The difficulty of effective preoperative communication could be overcome with multidimensional approaches that seem to improve patient understanding and satisfaction. Considering that women are conscious during office hysteroscopy, communication should also continue during the procedure, informing patients of the progress of the procedure [30].

We also evaluated clinical variables that could be considered predictors of pain during office hysteroscopy (parity and menopausal status). The rationale of this hypothesis is based on the relationship between the size of the cervix and the diameter of the hysteroscope (the cervical canal and the smaller internal orifice in the nulliparous patients would cause a more difficult passage of the hysteroscope and therefore more pain). However, in our study none of these variables were related to request of analgosedation or to higher VAS scores as previously demonstrated by other authors [31].

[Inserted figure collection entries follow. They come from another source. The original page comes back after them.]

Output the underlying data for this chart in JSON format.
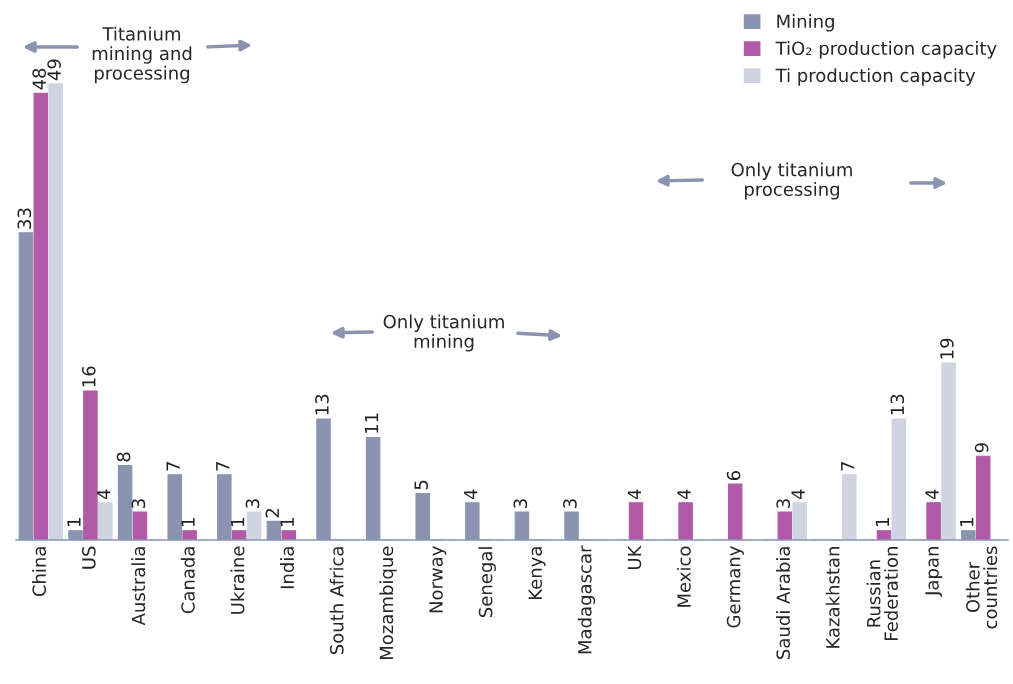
{
  "chart_data": {
    "type": "bar",
    "categories": [
      "China",
      "US",
      "Australia",
      "Canada",
      "Ukraine",
      "India",
      "South Africa",
      "Mozambique",
      "Norway",
      "Senegal",
      "Kenya",
      "Madagascar",
      "UK",
      "Mexico",
      "Germany",
      "Saudi Arabia",
      "Kazakhstan",
      "Russian\nFederation",
      "Japan",
      "Other\ncountries"
    ],
    "series": [
      {
        "name": "Mining",
        "color": "#8a94b0",
        "values": [
          33,
          1,
          8,
          7,
          7,
          2,
          13,
          11,
          5,
          4,
          3,
          3,
          0,
          0,
          0,
          0,
          0,
          0,
          0,
          1
        ],
        "value_labels": [
          "33",
          "1",
          "8",
          "7",
          "7",
          "2",
          "13",
          "11",
          "5",
          "4",
          "3",
          "3",
          null,
          null,
          null,
          null,
          null,
          null,
          null,
          "1"
        ]
      },
      {
        "name": "TiO₂ production capacity",
        "color": "#b05aa8",
        "values": [
          48,
          16,
          3,
          1,
          1,
          1,
          0,
          0,
          0,
          0,
          0,
          0,
          4,
          4,
          6,
          3,
          0,
          1,
          4,
          9
        ],
        "value_labels": [
          "48",
          "16",
          "3",
          "1",
          "1",
          "1",
          null,
          null,
          null,
          null,
          null,
          null,
          "4",
          "4",
          "6",
          "3",
          null,
          "1",
          "4",
          "9"
        ]
      },
      {
        "name": "Ti production capacity",
        "color": "#d0d3e0",
        "values": [
          49,
          4,
          0,
          0,
          3,
          0,
          0,
          0,
          0,
          0,
          0,
          0,
          0,
          0,
          0,
          4,
          7,
          13,
          19,
          0
        ],
        "value_labels": [
          "49",
          "4",
          null,
          null,
          "3",
          null,
          null,
          null,
          null,
          null,
          null,
          null,
          null,
          null,
          null,
          "4",
          "7",
          "13",
          "19",
          null
        ]
      }
    ],
    "tick_labels": "x",
    "grid": false,
    "legend": "top right",
    "annotations": [
      "Titanium\nmining and\nprocessing",
      "Only titanium\nmining",
      "Only titanium\nprocessing"
    ]
  }
}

The study sample showed a significantly higher average of STAY-Y2 scores in menopausal women than in non-menopausal patients Fig. 8. The data are not related to the objective of the study but can be explained considering the hormonal estrogenic deficit characteristic of post-menopause.

Fig. 8
figure 8

T test: analysis between the STAI Y-2 average scores between menopausal and non-menopausal patients

Conclusions

Our study shows how anxiety before an outpatient procedure represents a key factor in the perception of pain and also the gap between what is clinically considered non-invasive and how the patients actually experience the procedure. Women undergoing ambulatory hysteroscopy experience significant levels of preoperative anxiety, comparable to those experienced before more invasive procedures under general anesthesia.

Anxiety, by influencing the perception of pain, represents a key element for the success of the procedure, the general satisfaction of the patient and the use of analgosedation.

Our results have important clinical implications because the management of anxiety can reduce the request for analgesia with a consequent optimization of time, costs and safety.

Among the limitations of our study we can include the relatively small number of the sample and the use of tools for evaluating anxiety and self-report stress.

Future studies might use semi-structural interviews and the direct measurement of biological parameters related to anxiety before and after the procedure.

Also it would be very important to investigate the role of non-pharmacological interventions in reducing the experience of anxiety in hysteroscopy (patient education, communication, psychological support and relaxation techniques through traditional or multimedia approaches).